American research project (2007–2009)

The Jesus Project, announced in December 2007, was intended as a five-year investigation to examine whether Jesus existed as a historical figure. Plans envisaged that a group of 32 scholars from a variety of disciplines would meet regularly with no preconceived ideas, funded by the Committee for the Scientific Examination of Religion, part of the Center for Inquiry.

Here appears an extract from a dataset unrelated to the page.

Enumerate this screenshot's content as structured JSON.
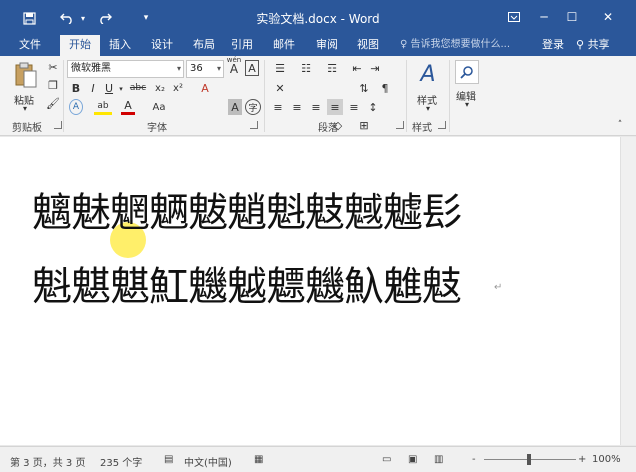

Initiated by historian of religion R. Joseph Hoffmann, chair of the Committee, the project sought to improve upon what Hoffmann saw as the failure of the Jesus Seminar to determine what, if anything, can be recovered about Jesus, using the highest standards of scientific and scholarly enquiry. The Committee suspended the Project's funding in June 2009 after Hoffmann expressed concern about its purpose and direction; the Project has not been active since then.

==Intention==
As reported in a press release, Hoffmann's goal was:
...not to 'disprove' Jesus or to sensationalize the question of his existence, but to acknowledge the question and examine it impartially—without theological or apologetic constraints. The Jesus Project is an attempt to evaluate every scrap of evidence for the historical Jesus, but it is also an attempt to evaluate the quality of the evidence itself—something that earlier projects did not do explicitly. This new project will be more inclusive and rigorous in its approach. It will include scholars from a variety of areas outside biblical and religious studies, including archaeologists, social historians, classicists and people in historical linguistics.The Jesus Project will be limited to 50 members; scholars plan to meet twice a year, with geographical venues changing each year. The meetings and discussions will also be open to the public. The work of the seminar will consist of the writing of unanimous opinions, and where that is not possible, majority and minority opinions, written as articles, which will be gathered and published once a year under the CSER imprint with Prometheus Books. The work of the Project is limited to five years; at which point a final report will be issued by the committee members."

==Membership==
Its fellows included Richard Carrier, Bruce Chilton, Robert Eisenman, Dorothy King, Paul Kurtz, Stephen Law, Niels Peter Lemche, Gerd Lüdemann, Dennis MacDonald, Justin J. Meggitt, Robert M. Price, James M. Robinson, Richard E. Rubenstein, James D. Tabor, Frank Zindler and Thomas L. Thompson. The first meeting took place in New York in December 2008.

==Termination==
The project was halted in June 2009 when Hoffmann announced that in his view the project was not productive, and its funding was suspended. He wrote that there were problems with adherents to the Christ myth theory, the idea that Jesus did not exist, asking to set up a separate section of the project for those committed to the theory, which Hoffmann felt signalled a lack of necessary skepticism. He was also concerned that the media was sensationalizing the project, with the only newsworthy conclusion being that Jesus had not existed, a conclusion he said most participants would not have reached.

He also argued that New Testament documents, particularly the Gospels, were written at a time when the line between natural and supernatural was not clearly drawn, and concluded that further historical research was not realistic. "No quantum of material discovered since the 1940s, in the absence of canonical material, would support the existence of a historical founder," he wrote. "No material regarded as canonical and no church doctrine built upon it in the history of the church would cause us to deny it. Whether the New Testament runs from Christ to Jesus or Jesus to Christ is not a question we can answer."